Cain meditasyonunu bitirdikten sonra Gerçek Gücün Yumruğu’nu çalışmaya başladı. Ancak bundan önce çelik kuklayı bir yenisiyle değiştirmesi gerekti. Gerçek Gücün Yumruğu elit seviye bir yumruk tekniğiydi. Brixton’un gençken kendini dövüş sanatları dünyasında kanıtlamak için dolaştığı esnada karşılaştığı bir teknikti.
Dövüş sanatları dünyası ile Kutsal İttifak arasında saldırmazlık paktı vardı. Bu yüzden çok eski zamanlardan beri iki dünya arasındaki farklılık savaş tekniklerine de yansımıştı. Dövüş sanatları teknikleri ile beceriler arasındaki farkın nedeni de buydu.
Gerçek Gücün Yumruğu bir dövüş sanatıydı.
Cain’in yumrukları birbirini takip etti. Mana dolu yumrukları farklı açılardan ilerliyor, bir insan vücudunun ölüm noktalarına isabet ederek çelik kukla da izler bırakıyordu. Cain hiç durmadan bu hareketleri saatlerce tekrar etti ve en sonunda vücudundaki tüm Mana bitme noktasına geldi.

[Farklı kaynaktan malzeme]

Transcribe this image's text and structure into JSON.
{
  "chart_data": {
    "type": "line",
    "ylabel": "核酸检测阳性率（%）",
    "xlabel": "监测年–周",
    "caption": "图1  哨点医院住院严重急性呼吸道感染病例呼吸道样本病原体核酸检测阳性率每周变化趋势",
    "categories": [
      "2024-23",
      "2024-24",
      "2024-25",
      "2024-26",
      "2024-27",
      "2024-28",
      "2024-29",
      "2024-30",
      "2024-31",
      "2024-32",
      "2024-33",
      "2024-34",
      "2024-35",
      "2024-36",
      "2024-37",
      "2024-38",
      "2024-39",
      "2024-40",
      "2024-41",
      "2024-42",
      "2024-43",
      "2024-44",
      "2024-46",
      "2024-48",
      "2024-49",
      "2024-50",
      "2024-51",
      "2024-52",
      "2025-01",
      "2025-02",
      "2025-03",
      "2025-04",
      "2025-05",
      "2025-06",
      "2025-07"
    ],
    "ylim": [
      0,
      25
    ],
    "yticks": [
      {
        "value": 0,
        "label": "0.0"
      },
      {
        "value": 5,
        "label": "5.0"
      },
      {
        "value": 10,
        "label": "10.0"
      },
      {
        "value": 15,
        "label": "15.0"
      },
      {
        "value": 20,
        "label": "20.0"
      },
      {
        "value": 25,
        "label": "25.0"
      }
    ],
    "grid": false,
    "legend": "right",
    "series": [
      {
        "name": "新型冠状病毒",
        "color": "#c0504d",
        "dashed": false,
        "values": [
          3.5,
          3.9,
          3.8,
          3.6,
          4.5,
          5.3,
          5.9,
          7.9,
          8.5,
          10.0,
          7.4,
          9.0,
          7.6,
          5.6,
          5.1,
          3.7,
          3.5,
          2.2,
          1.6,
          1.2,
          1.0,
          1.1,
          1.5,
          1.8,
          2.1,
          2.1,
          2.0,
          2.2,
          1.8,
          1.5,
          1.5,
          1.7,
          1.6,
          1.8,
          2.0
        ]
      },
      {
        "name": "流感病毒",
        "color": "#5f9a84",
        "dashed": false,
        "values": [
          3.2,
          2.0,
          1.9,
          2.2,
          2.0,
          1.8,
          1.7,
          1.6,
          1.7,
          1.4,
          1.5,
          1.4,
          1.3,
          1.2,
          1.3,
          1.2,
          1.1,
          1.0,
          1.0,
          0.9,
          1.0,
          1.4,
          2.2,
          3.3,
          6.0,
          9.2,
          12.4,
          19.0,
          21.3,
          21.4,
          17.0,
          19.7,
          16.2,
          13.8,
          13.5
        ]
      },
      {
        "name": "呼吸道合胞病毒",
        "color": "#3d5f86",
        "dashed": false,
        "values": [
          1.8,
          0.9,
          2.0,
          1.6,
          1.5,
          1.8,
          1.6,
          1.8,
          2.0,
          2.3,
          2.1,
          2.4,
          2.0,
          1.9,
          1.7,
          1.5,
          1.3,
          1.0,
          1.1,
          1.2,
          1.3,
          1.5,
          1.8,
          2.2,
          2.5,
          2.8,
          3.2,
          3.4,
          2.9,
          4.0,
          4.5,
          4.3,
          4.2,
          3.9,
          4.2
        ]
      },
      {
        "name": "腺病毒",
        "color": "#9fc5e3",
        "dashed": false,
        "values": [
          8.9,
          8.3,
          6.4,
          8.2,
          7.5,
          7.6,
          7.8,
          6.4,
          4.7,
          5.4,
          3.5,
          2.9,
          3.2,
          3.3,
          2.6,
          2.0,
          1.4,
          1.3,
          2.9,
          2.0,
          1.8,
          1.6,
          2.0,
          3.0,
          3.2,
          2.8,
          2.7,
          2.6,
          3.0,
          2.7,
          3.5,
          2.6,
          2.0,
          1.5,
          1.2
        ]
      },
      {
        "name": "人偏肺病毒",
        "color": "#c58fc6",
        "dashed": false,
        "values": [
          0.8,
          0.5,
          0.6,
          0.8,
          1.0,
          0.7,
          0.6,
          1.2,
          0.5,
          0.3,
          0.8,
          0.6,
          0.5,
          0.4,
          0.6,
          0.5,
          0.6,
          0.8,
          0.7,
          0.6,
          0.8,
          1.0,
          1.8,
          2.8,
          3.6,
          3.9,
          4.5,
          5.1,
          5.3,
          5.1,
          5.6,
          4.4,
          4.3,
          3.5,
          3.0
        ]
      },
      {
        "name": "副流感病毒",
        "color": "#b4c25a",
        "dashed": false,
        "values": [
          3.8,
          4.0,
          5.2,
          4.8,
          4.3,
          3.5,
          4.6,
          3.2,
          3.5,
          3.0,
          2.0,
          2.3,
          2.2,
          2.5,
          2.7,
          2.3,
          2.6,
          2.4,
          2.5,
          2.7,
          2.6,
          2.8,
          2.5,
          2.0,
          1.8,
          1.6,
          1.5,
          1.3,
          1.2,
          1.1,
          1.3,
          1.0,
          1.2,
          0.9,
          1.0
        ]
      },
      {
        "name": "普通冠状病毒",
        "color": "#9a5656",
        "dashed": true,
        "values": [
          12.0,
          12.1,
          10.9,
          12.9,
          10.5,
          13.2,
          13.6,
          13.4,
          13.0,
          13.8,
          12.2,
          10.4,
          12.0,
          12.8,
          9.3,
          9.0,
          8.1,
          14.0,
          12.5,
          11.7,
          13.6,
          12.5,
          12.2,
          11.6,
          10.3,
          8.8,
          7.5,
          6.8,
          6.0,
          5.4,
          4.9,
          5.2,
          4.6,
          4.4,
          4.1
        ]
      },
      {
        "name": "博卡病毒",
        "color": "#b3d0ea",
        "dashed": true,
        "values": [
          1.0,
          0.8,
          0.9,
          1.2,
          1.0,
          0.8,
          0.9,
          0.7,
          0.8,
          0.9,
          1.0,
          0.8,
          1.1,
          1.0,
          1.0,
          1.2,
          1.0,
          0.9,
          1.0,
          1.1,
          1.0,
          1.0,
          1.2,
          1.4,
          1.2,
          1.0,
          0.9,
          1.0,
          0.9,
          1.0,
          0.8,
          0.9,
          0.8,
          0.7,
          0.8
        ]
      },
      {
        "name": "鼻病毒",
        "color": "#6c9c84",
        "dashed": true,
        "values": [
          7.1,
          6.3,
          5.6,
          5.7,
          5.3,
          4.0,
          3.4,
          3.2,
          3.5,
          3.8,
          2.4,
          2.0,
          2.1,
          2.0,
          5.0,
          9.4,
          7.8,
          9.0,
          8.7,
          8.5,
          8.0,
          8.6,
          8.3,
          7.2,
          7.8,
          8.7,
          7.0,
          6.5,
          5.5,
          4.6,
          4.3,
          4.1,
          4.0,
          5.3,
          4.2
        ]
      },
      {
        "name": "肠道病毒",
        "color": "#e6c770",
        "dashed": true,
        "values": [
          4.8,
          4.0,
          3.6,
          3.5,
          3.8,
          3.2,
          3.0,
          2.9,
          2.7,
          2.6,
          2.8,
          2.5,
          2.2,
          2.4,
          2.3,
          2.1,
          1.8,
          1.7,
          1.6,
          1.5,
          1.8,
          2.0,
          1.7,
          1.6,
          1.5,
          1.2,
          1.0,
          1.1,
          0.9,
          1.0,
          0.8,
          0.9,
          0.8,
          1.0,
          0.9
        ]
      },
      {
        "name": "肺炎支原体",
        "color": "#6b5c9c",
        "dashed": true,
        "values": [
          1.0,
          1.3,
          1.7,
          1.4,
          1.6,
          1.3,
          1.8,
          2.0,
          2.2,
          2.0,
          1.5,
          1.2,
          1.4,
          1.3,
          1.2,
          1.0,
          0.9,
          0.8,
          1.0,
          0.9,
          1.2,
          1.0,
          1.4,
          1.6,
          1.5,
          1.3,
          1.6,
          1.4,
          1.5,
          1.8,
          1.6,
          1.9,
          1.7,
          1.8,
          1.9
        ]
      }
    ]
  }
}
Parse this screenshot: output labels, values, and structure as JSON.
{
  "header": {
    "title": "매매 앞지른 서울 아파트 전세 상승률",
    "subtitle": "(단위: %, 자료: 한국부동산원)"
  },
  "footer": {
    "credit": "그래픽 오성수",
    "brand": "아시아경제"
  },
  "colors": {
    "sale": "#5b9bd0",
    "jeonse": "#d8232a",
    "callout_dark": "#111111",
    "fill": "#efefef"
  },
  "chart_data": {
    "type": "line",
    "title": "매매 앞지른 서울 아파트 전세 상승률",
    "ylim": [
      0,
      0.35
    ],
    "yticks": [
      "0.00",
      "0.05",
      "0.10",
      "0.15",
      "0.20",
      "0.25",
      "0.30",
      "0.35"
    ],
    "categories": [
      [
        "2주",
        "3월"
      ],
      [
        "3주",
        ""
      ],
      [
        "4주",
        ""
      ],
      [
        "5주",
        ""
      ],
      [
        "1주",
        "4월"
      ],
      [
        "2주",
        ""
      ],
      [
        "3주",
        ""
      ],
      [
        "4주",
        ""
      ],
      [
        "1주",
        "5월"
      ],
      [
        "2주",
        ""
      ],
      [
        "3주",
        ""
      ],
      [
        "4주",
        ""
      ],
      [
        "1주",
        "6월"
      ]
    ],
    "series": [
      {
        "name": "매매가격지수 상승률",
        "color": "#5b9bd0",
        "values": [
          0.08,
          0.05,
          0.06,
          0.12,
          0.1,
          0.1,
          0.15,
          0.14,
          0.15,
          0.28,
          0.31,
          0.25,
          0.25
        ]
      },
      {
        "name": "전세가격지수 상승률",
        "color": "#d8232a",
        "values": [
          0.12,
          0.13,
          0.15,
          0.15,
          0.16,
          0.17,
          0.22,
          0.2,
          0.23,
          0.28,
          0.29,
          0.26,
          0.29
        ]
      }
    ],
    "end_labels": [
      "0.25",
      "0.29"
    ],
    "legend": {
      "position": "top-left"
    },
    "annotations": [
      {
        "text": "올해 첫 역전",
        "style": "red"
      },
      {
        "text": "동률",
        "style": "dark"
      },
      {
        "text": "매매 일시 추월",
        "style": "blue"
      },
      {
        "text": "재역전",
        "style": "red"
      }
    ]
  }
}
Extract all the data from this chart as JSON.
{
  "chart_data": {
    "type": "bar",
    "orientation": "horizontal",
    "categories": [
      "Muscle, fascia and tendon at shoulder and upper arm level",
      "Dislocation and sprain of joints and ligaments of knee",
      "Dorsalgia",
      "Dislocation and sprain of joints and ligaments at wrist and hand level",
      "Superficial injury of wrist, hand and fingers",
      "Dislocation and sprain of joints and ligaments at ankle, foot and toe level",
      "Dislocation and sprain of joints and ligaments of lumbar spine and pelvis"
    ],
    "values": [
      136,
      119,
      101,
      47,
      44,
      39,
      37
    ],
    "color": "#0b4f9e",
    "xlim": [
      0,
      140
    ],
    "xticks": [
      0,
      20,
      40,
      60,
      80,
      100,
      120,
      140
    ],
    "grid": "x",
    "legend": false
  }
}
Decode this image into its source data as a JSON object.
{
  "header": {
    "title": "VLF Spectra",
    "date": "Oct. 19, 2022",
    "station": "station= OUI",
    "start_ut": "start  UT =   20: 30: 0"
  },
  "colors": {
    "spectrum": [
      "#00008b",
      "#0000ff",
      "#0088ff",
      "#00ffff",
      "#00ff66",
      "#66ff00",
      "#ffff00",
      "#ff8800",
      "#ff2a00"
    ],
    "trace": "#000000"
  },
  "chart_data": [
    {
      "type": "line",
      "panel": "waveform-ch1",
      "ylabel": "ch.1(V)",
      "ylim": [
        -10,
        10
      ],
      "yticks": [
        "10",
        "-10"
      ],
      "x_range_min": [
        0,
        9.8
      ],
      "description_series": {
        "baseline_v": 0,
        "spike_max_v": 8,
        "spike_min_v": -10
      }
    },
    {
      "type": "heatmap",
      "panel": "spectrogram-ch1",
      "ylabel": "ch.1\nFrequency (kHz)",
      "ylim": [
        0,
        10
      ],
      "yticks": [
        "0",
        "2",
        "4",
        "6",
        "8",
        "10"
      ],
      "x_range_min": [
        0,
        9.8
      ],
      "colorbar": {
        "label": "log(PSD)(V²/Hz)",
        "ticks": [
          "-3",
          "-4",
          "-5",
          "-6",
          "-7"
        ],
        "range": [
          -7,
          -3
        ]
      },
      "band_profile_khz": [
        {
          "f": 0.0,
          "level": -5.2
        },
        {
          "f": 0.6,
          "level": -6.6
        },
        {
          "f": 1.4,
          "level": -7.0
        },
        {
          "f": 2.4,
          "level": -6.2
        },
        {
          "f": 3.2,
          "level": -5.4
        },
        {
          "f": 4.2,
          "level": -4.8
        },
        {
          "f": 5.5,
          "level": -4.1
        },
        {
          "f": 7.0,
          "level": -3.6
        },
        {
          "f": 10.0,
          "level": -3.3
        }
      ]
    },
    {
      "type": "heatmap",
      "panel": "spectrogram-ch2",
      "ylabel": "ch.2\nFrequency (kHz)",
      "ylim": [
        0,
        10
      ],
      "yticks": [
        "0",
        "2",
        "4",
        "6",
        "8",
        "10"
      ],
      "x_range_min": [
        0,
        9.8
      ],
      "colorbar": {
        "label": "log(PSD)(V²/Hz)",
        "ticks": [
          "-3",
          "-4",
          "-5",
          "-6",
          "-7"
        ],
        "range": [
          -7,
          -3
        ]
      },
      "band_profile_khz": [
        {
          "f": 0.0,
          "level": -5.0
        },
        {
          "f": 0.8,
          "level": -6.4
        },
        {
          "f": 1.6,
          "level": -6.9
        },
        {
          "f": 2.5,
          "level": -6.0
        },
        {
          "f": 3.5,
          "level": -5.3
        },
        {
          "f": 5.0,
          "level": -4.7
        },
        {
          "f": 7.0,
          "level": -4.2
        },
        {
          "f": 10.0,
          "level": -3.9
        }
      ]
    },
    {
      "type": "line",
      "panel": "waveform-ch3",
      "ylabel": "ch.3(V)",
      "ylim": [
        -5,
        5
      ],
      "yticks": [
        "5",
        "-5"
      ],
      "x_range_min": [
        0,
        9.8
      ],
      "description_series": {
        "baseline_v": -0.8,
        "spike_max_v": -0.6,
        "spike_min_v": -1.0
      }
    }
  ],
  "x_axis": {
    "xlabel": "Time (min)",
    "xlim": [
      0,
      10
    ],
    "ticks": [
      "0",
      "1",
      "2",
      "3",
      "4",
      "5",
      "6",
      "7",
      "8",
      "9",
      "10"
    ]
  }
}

Şövalyeler antrenmanlarını savaş-beden yöntemiyle yaparlardı. Dövüş sanatçıları ise ağırlıklı olarak meditasyon yaparlardı. Bunun en büyük nedeni Şövalyelerin vücudundaki Mana Damarı miktarının dövüş sanatçılarını hayli hayli aşmasıydı. Ortalama bir dövüş sanatçısı yüz yirmi Mana Damarı kullanırken aynı seviyedeki bir Şövalye de bu çok rahatlıkla binleri bulurdu.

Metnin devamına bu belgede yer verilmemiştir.